Yüksek bir medeni cesaret sahibi idi; gördüğü yolsuzlukları açıkça söylemekten çekinmezdi. Birinci Ahmed’e sunduğu manzum bir şikâyetnamede, bu genç hükümdara memleketin ahval ve idaresinin bozukluğunu acı ve sert bir dille anlatmış, başarı için kendisine adalet ve meşveret tavsiye etmişti. Aşağıdaki satırlar, bu manzumeden alınmış beyitlerdir:
“Şeh-hü, mülkiyyeti kirişli, münşiba adem mi Bunu, dinli devlete layık nedir, ey fulûri, kinim.”
0 notes
Photo
Ayan ve Meb'usan Reisleri
Fetva Emini geldiğinde, Ayan ve Meb’usan Reisleri, Vükelâ (Tevfik Paşa Kabinesi) ve fıkıh intisabı olan birkaç Mebus, Meclisi Meb’usan Reisi Ahmed Rıza Bey’in odasında toplandılar. Bir küçük ve mühim encümen de orada bulundu. Mebus Efendilerin onayladıkları fetva metnini tasvir ederken Hacı Nuri Efendi hazır olarak taallül gösterdi ve kendisi iftaya memur olamayacağını belirterek, bu konuda rey ve mütalâası sorulmasına gerek olmadığını ifade etti. Ardından Şeyhülislâm Ziyaeddin Efendi’ye işaret ederek, “Müftülenâm zatı âlîleridir. Fetva vermek kendisine aittir. Nasıl tensip buyururlarsa öylece ifade ederler.” dedi.

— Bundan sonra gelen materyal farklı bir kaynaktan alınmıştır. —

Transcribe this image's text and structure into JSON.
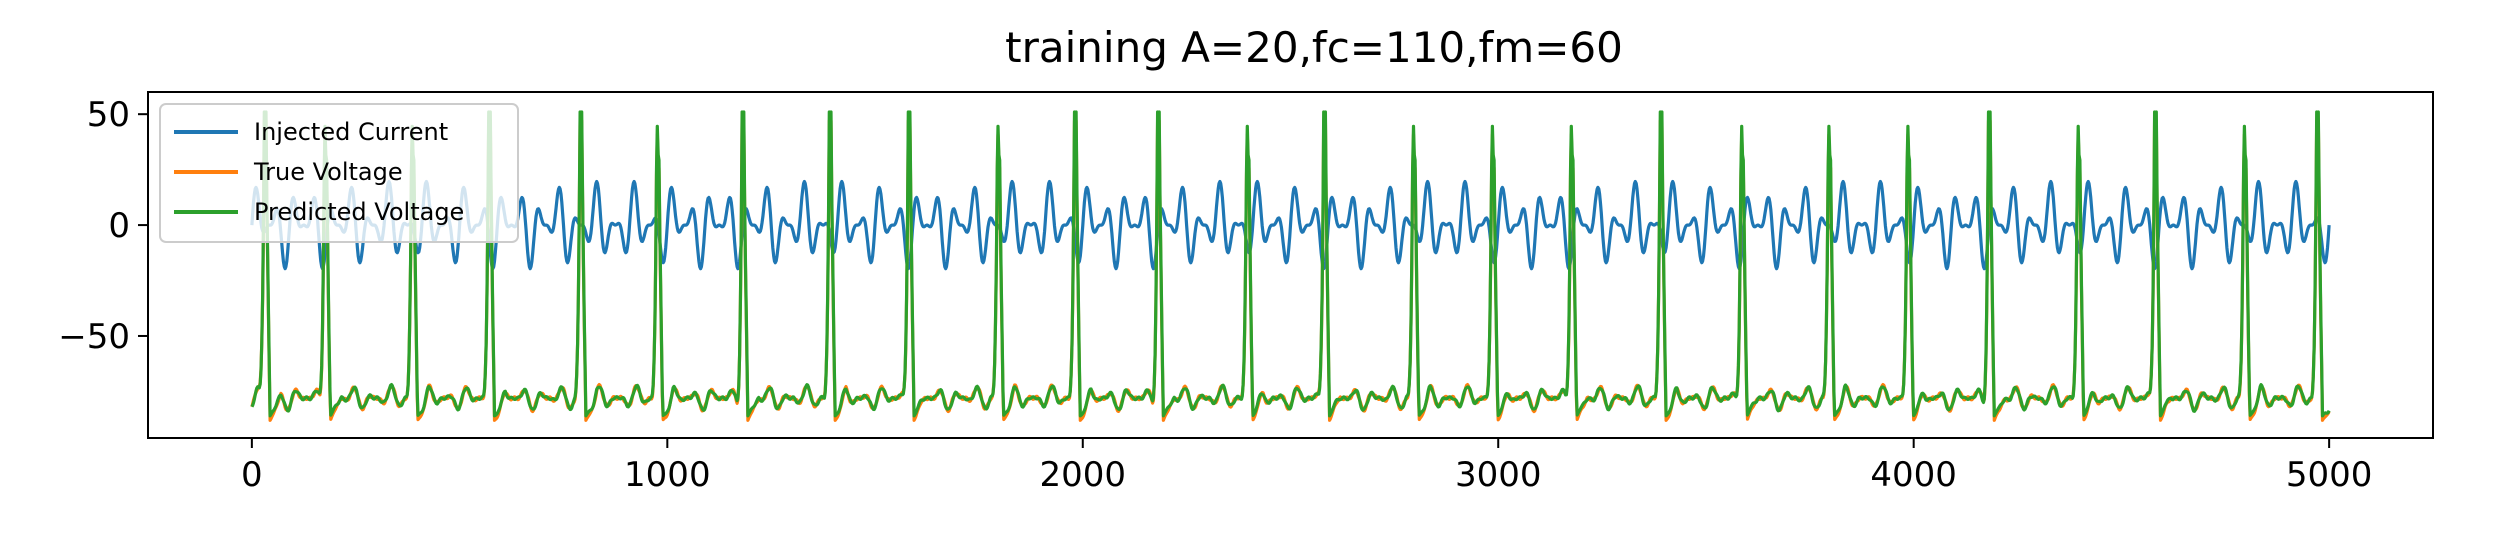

Bu üzerine sözler uzayıp sokağın mütehammil olduğu binlerce hal, kırı kavliyatı geçerek, füliyata daha çok odaklandı. Sonunda Hacı Nuri Efendi, reyini izhar ederek, “Hal’de meymenet yoktur, muktazi islah teklif ediniz, nefsini azletsin.” dedi. Mebus Efendiler, fetvanın nihayetini, hal olunmak veya istifa teklif edilmek şekillerinden hangisinin tercih edilmesi gerektiğine dair bir fıkra ilavesiyle tashih etmekle bu şekli kabul ettiler.
Fetva Emini’nin çıkışının ardından Meclis salonuna dönülerek celse yeniden açıldı. Fetvayı imzalayan kalem, tarih olarak Ahmed Rıza Bey tarafından alındı Tour Packages Bulgaria.
Meclis içinde ve dışında takip edilen hükümetin iç ve dış işlerine dair politikalar ve yönetimin mülkiyetle uğraştığı ve millete ciddi zararlar verdiği tarihsel olarak sabittir. Ayan’dan ve Maarif Nazırı’ndan olan ahdim âciz olan birisi olarak istifa teklifi sundum ve bu konuda tanıdığım kişilere ve Ayan’a fikir sordum. Hepsi de bu teklifi onayladı. Ancak, Ordunun Yıldız’ı teslim almasının ardından ve sarayın hademe hizmetini kaldırmasının ardından, Sultan Abdulhamid’in bu teklife direnmesi mümkün değildi.
Yeni celse, fetvanın okunmasıyla başladı. “Hal’ hal’” sesleri yükseldi. Heyecanlı bir atmosferde, Meclis gururla dolmuş ve ferahlayarak, vazifenin ağırlığı ve önemi kalplerde hissediliyordu.
Reis Paşa, “Efendiler, okunan fetva, şerife ve millet tarafından dile getirilen isteğe uygun olarak, Sultan Abdülhamid’in hilâfet ve saltanatından feragatına karar veriyor musunuz?” diye sordu.
Tezahüratlar eşliğinde eller kalktı.
Reis Paşa devam etti: “Sultan Abdülhamid hal’ olundu. Şer’i hilâfet ve saltanata Veliahdı meşru Mehmed Reşad Efendi Hazretleri’nin iclâsına karar veriyor musunuz?”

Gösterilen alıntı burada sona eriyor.